Moçambique passa a contar com centro de segurança marítima com apoio da UNODC
O Escritório das Nações Unidas sobre Drogas e Crime (UNODC) investiu cerca de 35 milhões de meticais (463,8 mil euros) em Moçambique, na construção de um centro de operações conjuntas para reforçar a segurança marítima nacional, foi hoje anunciado.
"Com este equipamento, [a situação de segurança marítima] poderá mudar significativamente, porque é de cá que nós vamos ter as informações do tempo real, o que é que está a ocorrer no nosso espaço marítimo e daí podemos fazer a intervenção", anunciou Adolfo Albino, presidente do conselho administrativo do Instituto Nacional do Mar (Inamar) moçambicano, durante a inauguração da infraestrutura, a primeira a nível nacional.
Instalado em Maputo, a construção do Centro de Coordenação de Operações Conjuntas (NJOC), como "plataforma de coordenação para a monitorização" da costa moçambicana, foi financiada por aquela agência especializada das Nações Unidas.
Segundo o responsável, para a operacionalização do centro, que contou também com o apoio norte-americano e do Banco Mundial, foram formados 20 agentes, que vão "colher as informações e distribuí-las para aquelas instituições que têm responsabilidade".
O ministro da Agricultura moçambicano, Roberto Albino, assinalou na ocasião que o centro constitui um marco relevante no reforço da governação do mar e resulta de uma "parceria estratégica" sólida entre Moçambique, os Estados Unidos da América, a UNDOC e o Banco Mundial, sendo a expressão "clara" da confiança mútua e da cooperação orientada para resultados concretos.
"O Centro Nacional de Operações Conjuntas constitui uma plataforma estratégica de coordenação intersetorial, permitindo potenciar a partilha de informação e inteligência, reduzir a burocracia, reforçar a capacidade de resposta rápida e aumentar a eficácia das ações do combate ao tráfico de drogas, armas e pessoas, à pirataria e à pesca ilegal, protegendo, deste modo, a economia azul e as infraestruturas críticas do país", disse.
Para o ministro, as águas nacionais não podem, "em circunstância alguma", ser utilizadas como corredores para práticas ilícitas, nem como fontes de enriquecimento à margem da lei, daí que o centro reforça a segurança nacional.
"Em termos estratégicos, este centro permitirá reforçar o combate à criminalidade organizada transnacional através de abordagens integradas e inconstitucionais, promover a segurança cooperativa mediante a partilha de formação e inteligência em instituições nacionais e parceiros regionais e internacionais", explicou.

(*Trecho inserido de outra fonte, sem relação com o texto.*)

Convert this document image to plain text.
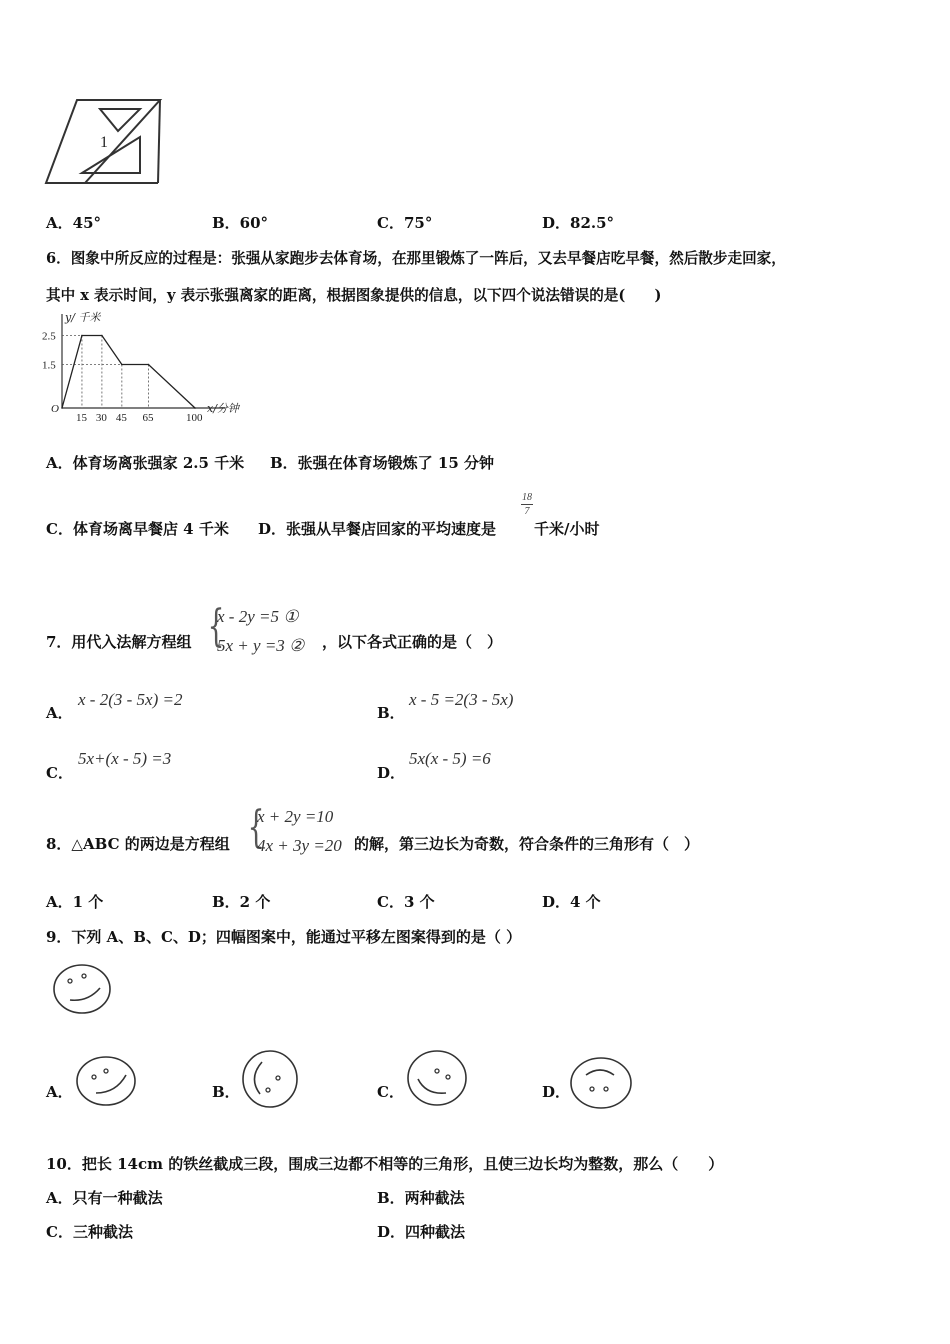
1
A．45°	B．60°	C．75°	D．82.5°
6．图象中所反应的过程是：张强从家跑步去体育场，在那里锻炼了一阵后，又去早餐店吃早餐，然后散步走回家，
其中 x 表示时间，y 表示张强离家的距离，根据图象提供的信息，以下四个说法错误的是(　　)
y/ 千米
x/分钟
O
2.5
1.5
15 30 45 65	100
A．体育场离张强家 2.5 千米 B．张强在体育场锻炼了 15 分钟
C．体育场离早餐店 4 千米 D．张强从早餐店回家的平均速度是
18
7
千米/小时
7．用代入法解方程组 {
x - 2y =5 ①
5x + y =3 ② ，以下各式正确的是（　）
A．
x - 2(3 - 5x) =2
B．
x - 5 =2(3 - 5x)
C．
5x+(x - 5) =3
D．
5x(x - 5) =6
8．△ABC 的两边是方程组 {
x + 2y =10
4x + 3y =20 的解，第三边长为奇数，符合条件的三角形有（　）
A．1 个	B．2 个	C．3 个	D．4 个
9．下列 A、B、C、D；四幅图案中，能通过平移左图案得到的是（ ）
A．	B．	C．	D．
10．把长 14cm 的铁丝截成三段，围成三边都不相等的三角形，且使三边长均为整数，那么（　　）
A．只有一种截法	B．两种截法
C．三种截法	D．四种截法
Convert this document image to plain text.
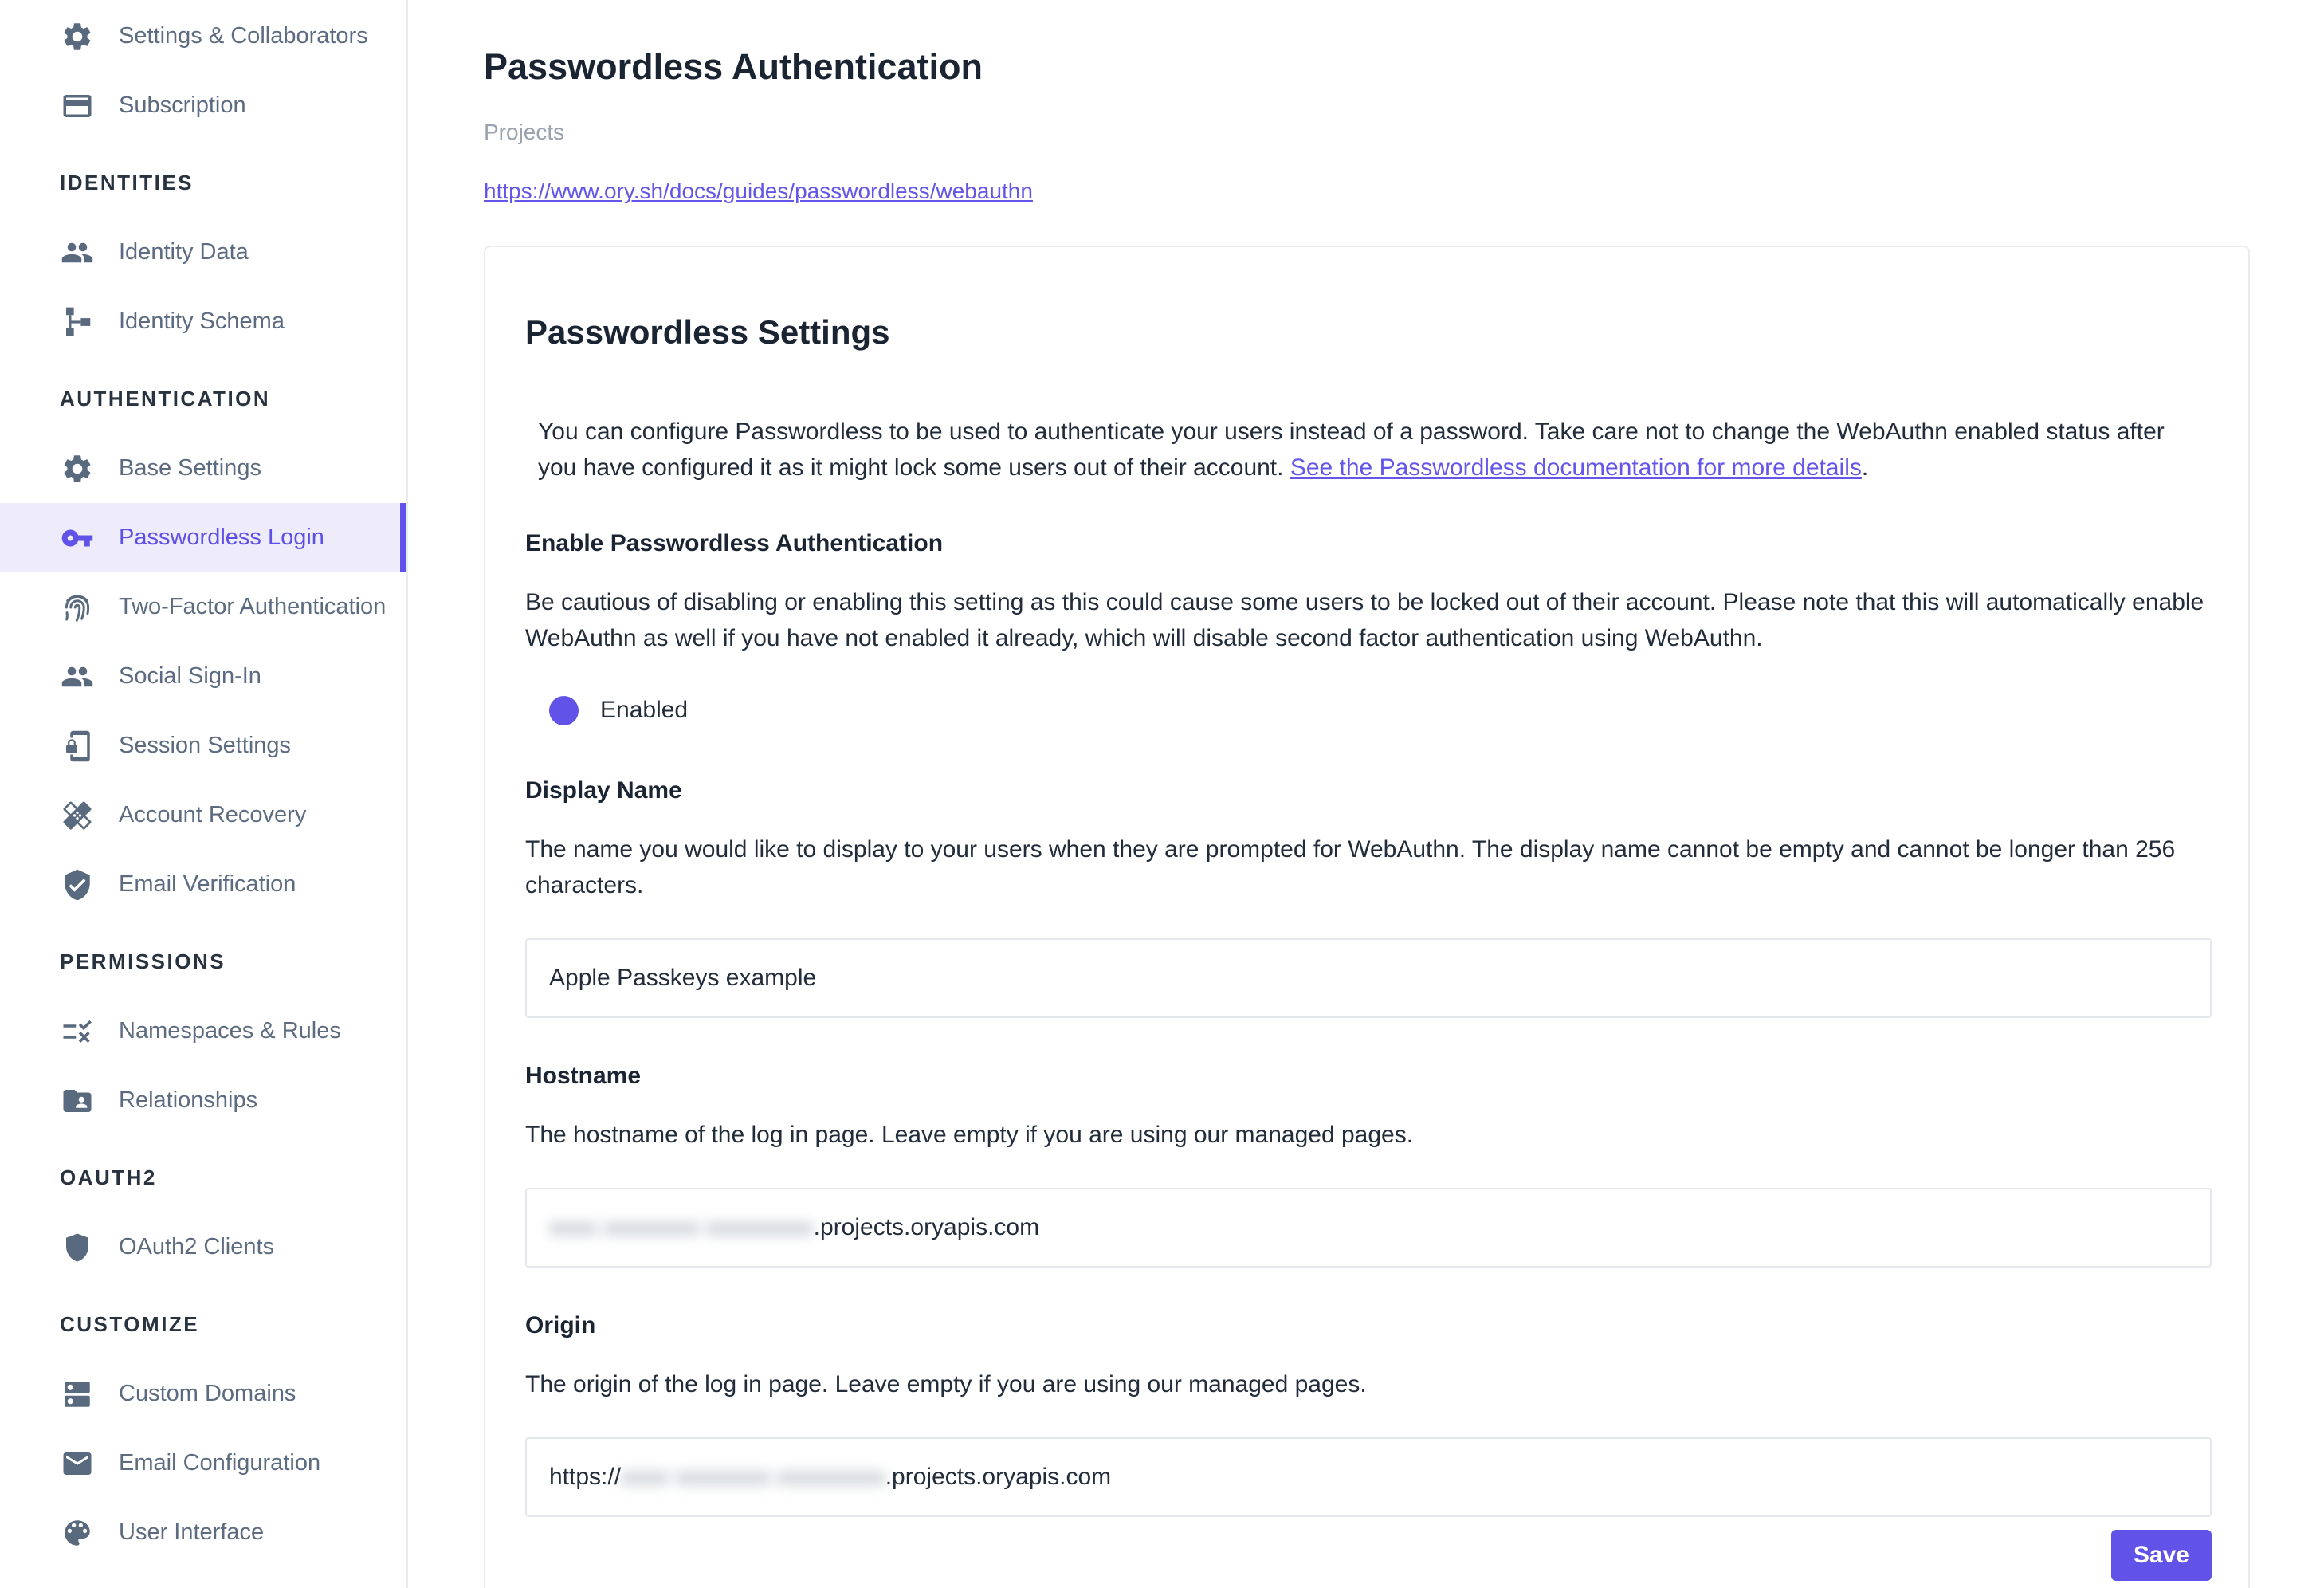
Settings & Collaborators
Subscription
IDENTITIES
Identity Data
Identity Schema
AUTHENTICATION
Base Settings
Passwordless Login
Two-Factor Authentication
Social Sign-In
Session Settings
Account Recovery
Email Verification
PERMISSIONS
Namespaces & Rules
Relationships
OAUTH2
OAuth2 Clients
CUSTOMIZE
Custom Domains
Email Configuration
User Interface
Passwordless Authentication
Projects
https://www.ory.sh/docs/guides/passwordless/webauthn
Passwordless Settings

You can configure Passwordless to be used to authenticate your users instead of a password. Take care not to change the WebAuthn enabled status after you have configured it as it might lock some users out of their account. See the Passwordless documentation for more details.

Enable Passwordless Authentication

Be cautious of disabling or enabling this setting as this could cause some users to be locked out of their account. Please note that this will automatically enable WebAuthn as well if you have not enabled it already, which will disable second factor authentication using WebAuthn.

Enabled
Display Name

The name you would like to display to your users when they are prompted for WebAuthn. The display name cannot be empty and cannot be longer than 256 characters.

Apple Passkeys example
Hostname

The hostname of the log in page. Leave empty if you are using our managed pages.

xxxx xxxxxxxx xxxxxxxxx .projects.oryapis.com
Origin

The origin of the log in page. Leave empty if you are using our managed pages.

https:// xxxx xxxxxxxx xxxxxxxxx .projects.oryapis.com
Save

Assinalou ainda que a infraestrutura vai permitir também proteger os ativos estratégicos da economia azul, garantir uma resposta rápida e eficaz às ameaças no mar e consolidar a imagem de Moçambique na segurança marítima regional e internacional.
Por sua vez, para o chefe do escritório do UNODC em Moçambique, Antonio De Vivo, o NJOC representa um marco significativo nos esforços coletivos para o reforço da segurança marítima e do Estado de Direito em Moçambique e em toda a região do Oceano Índico Ocidental.
Segundo De Vivo, integra, entre outros, órgãos como o Inamar, a polícia costeira, a Marinha de Guerra e o Serviço Nacional de Investigação Criminal, além de uma arquitetura regional de segurança marítima, encontrando-se interligada a centros congéneres da Tanzânia, Quénia, Madagáscar e Comores, "reforçando deste modo a cooperação regional e a partilha atempada de informação".
"Moçambique continua a ocupar uma posição estratégica, infelizmente, nos fluxos globais de tráfico ilícitos, predominantemente por via marítima, mas também a área terrestre, muitas vezes facilitados por práticas de corrupção ou limitações nas capacidades financeiras ou operacional que podem existir", disse o responsável.
"O Centro Nacional de Operações Conjunta responde diretamente a estas vulnerabilidades, reforçando a partilha de informação, o planeamento operacional integrado e a adoção de respostas nacionais articuladas", concluiu.